Végan, en bon idéologue qu’il était, souhaitait plier la Terre entière à sa croyance. Il multipliait les coups de main, déchirant les filets des pêcheurs, brisant les enclos des éleveurs, insultant les chasseurs et couvrant d’avanie les buveurs de lait. Personne n’échappait à son courroux, sa fureur n’avait d’égale que son incompréhension des souffrances du monde végétal.

La fréquentation de ce curieux personnage devenait strictement impossible. Il avait fermé toutes les portes autour de lui, tournant le dos à des amis pourtant chers autrefois, sous prétexte qu’ils portaient encore des chaussures en cuir et mangeaient des œufs issus des poules qu’ils élevaient chez eux pour réduire leurs déchets quotidiens. Même les bonnes solutions ne trouvaient pas grâce à ses yeux.

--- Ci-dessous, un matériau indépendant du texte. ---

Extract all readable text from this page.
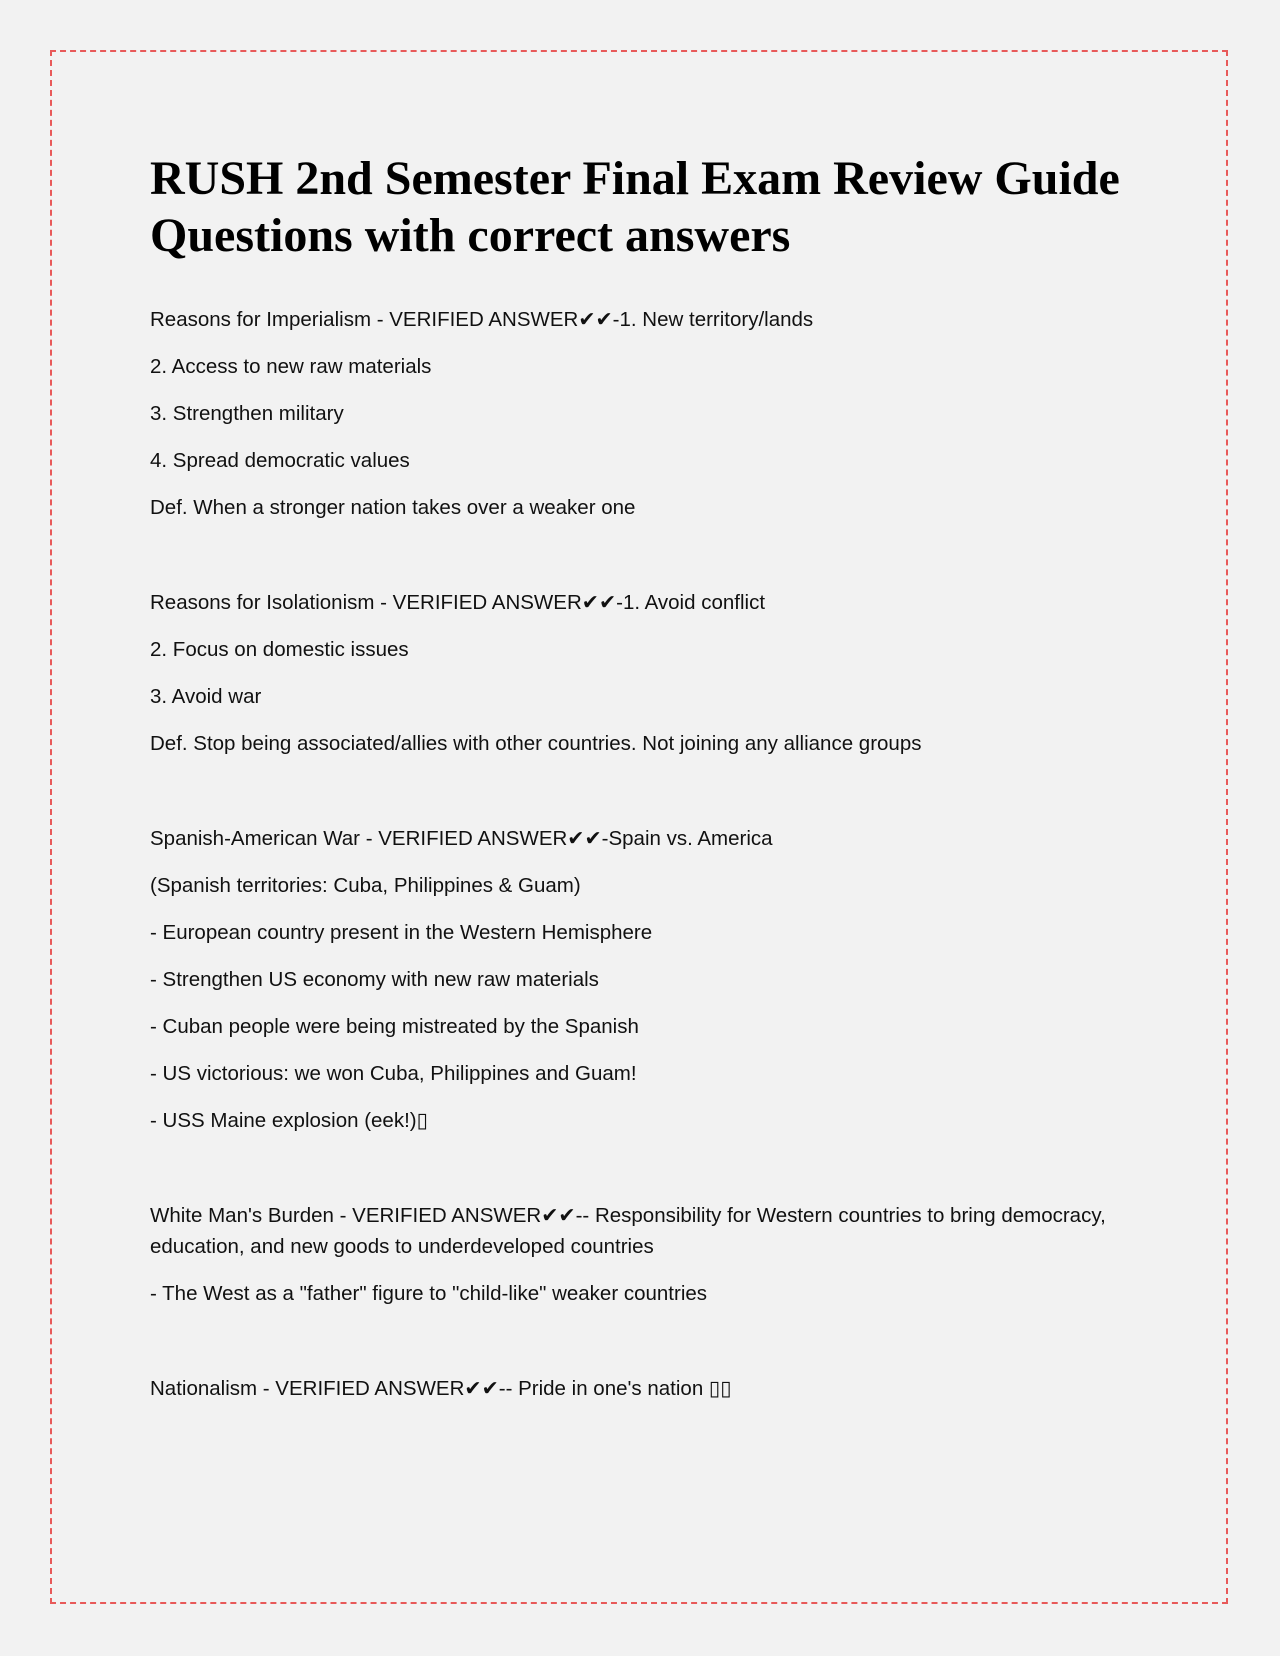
RUSH 2nd Semester Final Exam Review Guide Questions with correct answers

Reasons for Imperialism - VERIFIED ANSWER✔✔-1. New territory/lands

2. Access to new raw materials

3. Strengthen military

4. Spread democratic values

Def. When a stronger nation takes over a weaker one

Reasons for Isolationism - VERIFIED ANSWER✔✔-1. Avoid conflict

2. Focus on domestic issues

3. Avoid war

Def. Stop being associated/allies with other countries. Not joining any alliance groups

Spanish-American War - VERIFIED ANSWER✔✔-Spain vs. America

(Spanish territories: Cuba, Philippines & Guam)

- European country present in the Western Hemisphere

- Strengthen US economy with new raw materials

- Cuban people were being mistreated by the Spanish

- US victorious: we won Cuba, Philippines and Guam!

- USS Maine explosion (eek!)▯

White Man's Burden - VERIFIED ANSWER✔✔-- Responsibility for Western countries to bring democracy, education, and new goods to underdeveloped countries

- The West as a "father" figure to "child-like" weaker countries

Nationalism - VERIFIED ANSWER✔✔-- Pride in one's nation ▯▯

Tout bascula quand la pénurie alimentaire toucha la Planète. Si la viande était devenue rare, les produits comme le lait, les œufs, les fromages assuraient un bon équilibre tout autant d’ailleurs que les végétaux qui demeuraient encore en abondance. Mais un jour, un nouveau courant de pensée évoqua le cri de la carotte qu’on arrache à sa terre natale. Végan fut bouleversé, il se jura de ne plus manger le moindre légume pas plus que les fruits de nos arbres, du moins ceux qui restaient encore productifs depuis la disparition totale des abeilles.

Végan ne mangeaient que des produits artificiels, des aliments tout autant de synthèse que les vêtements qu’il portait. Son exécration des petits éleveurs l’avait conduit à honorer sans réserve les monstres de l’industrie chimique. Tout n’est jamais cohérent de par ce monde, il en administrait la preuve à ses dépens.

Une grève mondiale, un jour bloqua durablement la production de produits de synthèse. Végan s’en trouva fort affecté. Il avait depuis quelques jours l’estomac dans les talons, refusant obstinément de faire une entorse à sa ligne de conduite. Il allait s’en morde les doigts, il ne croyait pas si bien dire. Enfant il avait appris une poésie, de Xavier Forneret, un pauvre honteux. Le texte tournait en boucle dans sa tête, devenait, par la faim qui le tenaillait, une véritable obsession. À bout de force, à bout d’espoir, il appliqua à la lettre le précepte.

Depuis Végan est certes manchot mais survit dans ce monde effroyable en étant devenu anthropophage. C’est ainsi que lorsqu’on plonge sans modération dans une doctrine, on peut finir par s’en mordre les doigts et plus encore. Nous l’avions pourtant mis en garde, mais le garçon ne voulait rien entendre. Cette histoire vous laissera peut-être sur votre faim. Dans pareil cas, suivez donc le conseil du poème ...

Carnivorement vôtre.

Xavier FORNERET

Un pauvre honteux

Il l'a tirée
De sa poche percée
L'a mise sous ses yeux ;
Et l'a bien regardée
En disant : " Malheureux ! "

Il l'a soufflée
De sa bouche humectée ;
Il avait presque peur
D'une horrible pensée
Qui vint le prendre au coeur.



Il l'a mouillée
D'une larme gelée
Qui fondit par hasard ;
Sa chambre était trouée
Encor plus qu'un bazar.

Il l'a frottée,
Ne l'a pas réchauffée,
À peine il la sentait ;
Car, par le froid pincée
Elle se retirait.

Il l'a pesée
Comme on pèse une idée,
En l'appuyant sur l'air.
Puis il l'a mesurée
Avec du fil de fer.

Il l'a touchée
De sa lèvre ridée. -
D'un frénétique effroi
Elle s'est écriée :
Adieu, embrasse-moi !

Il l'a baissée
Et après l'a croisée
Sur l'horloge du corps,
Qui rendait, mal montée,
Des mats et lourds accords.

Il l'a palpée
D'une main décidée
À la faire mourir.

- Oui c'est une bouchée
Dont on peut se nourrir.

Il l'a pliée, Il l'a cassée ;

Il l'a placée, Il l'a coupée,
Il l'a lavée, Il l'a portée,

Il l'a grillée, Il l'a mangée.


- Quand il n'était pas grand, on lui avait dit :

- Si tu as faim, mange une de tes mains.